Ein Europa ohne Prostitution? Was noch vor wenigen Jahren schwer vorstellbar schien, weil der Trend zur Liberalisierung und Verharmlosung ging, wird inzwischen europaweit diskutiert. Angesichts der erschreckenden Erfahrungen der Länder, die die Prostitution vollständig legalisiert haben, schlägt das Pendel um. Ein „nationaler Irrtum“ sei die Legalisierung gewesen, erklärt Lodewijk Asscher, Bürgermeister von Amsterdam. Er kennt die traurige Bilanz, die Holland elf Jahre nach der Liberalisierung der Prostitution vorzuweisen hat: 90 Prozent aller „legalen“ Prostituierten arbeiten laut einer Studie „unter Zwang“.

Die Hoffnung, dass Freier, die einen Verdacht auf Zuhälterei und Frauenhandel anonym melden können, dies auch tun, hat sich als Luftnummer erwiesen.
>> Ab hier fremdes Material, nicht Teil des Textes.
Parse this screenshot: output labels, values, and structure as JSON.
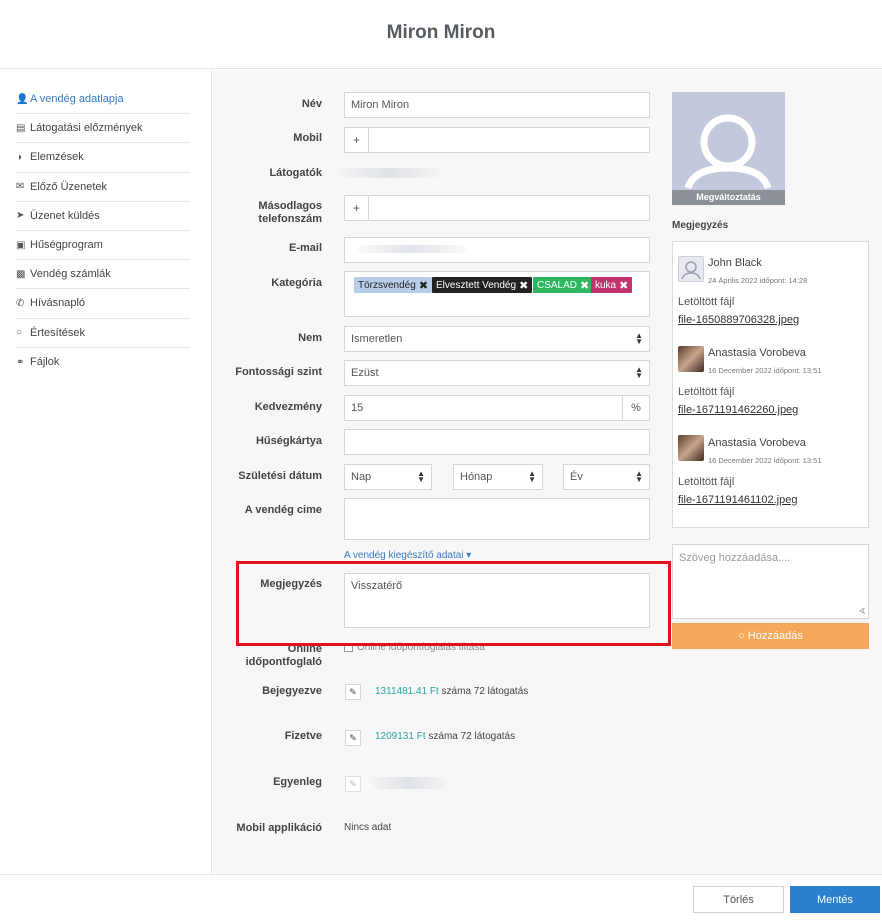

Rund 220 000 Freier pro Jahr kaufen im Amsterdamer Rotlichtviertel De Wallen die Dienste von Prostituierten, die Zahl der anonymen Anzeigen liegt bei rund 50, das sind 0,025 Prozent.

Die niederländische Politik diskutiert nun darüber, wie man die kriminellen Auswüchse, die die Liberalisierung im Jahr 2001 angeblich bekämpfen sollte, mit schärferen Kontrollen in den Griff bekommen könnte. Bürgermeister Asscher reicht das nicht: Er fordert jetzt eine Bestrafung des Frauenkaufs nach dem schwedischen Modell.

Für diesen Weg hat sich auch die französische Nationalversammlung entschieden. Einstimmig beschloss sie am 6. Dezember 2011, dass der Frauenkauf in Frankreich künftig eine Straftat sein soll und folgte damit den Empfehlungen einer parlamentarischen Kommission. Die war zuvor ein halbes Jahr lang auf Spurensuche im Prostitutionsmilieu gegangen, hatte mit Prostituierten, Hilfsorganisationen, Polizei und Juris tInnen gesprochen und am 13. April ein klares Ergebnis vorgestellt: „Wo Prostitution legalisiert wurde, ist der Menschenhandel explodiert.“ Die Forderung für Frankreich: Männer, die Frauen (oder Männer) kaufen, sollen mit 3 000 Euro Geldbuße bzw. einem halben Jahr Gefängnis bestraft werden.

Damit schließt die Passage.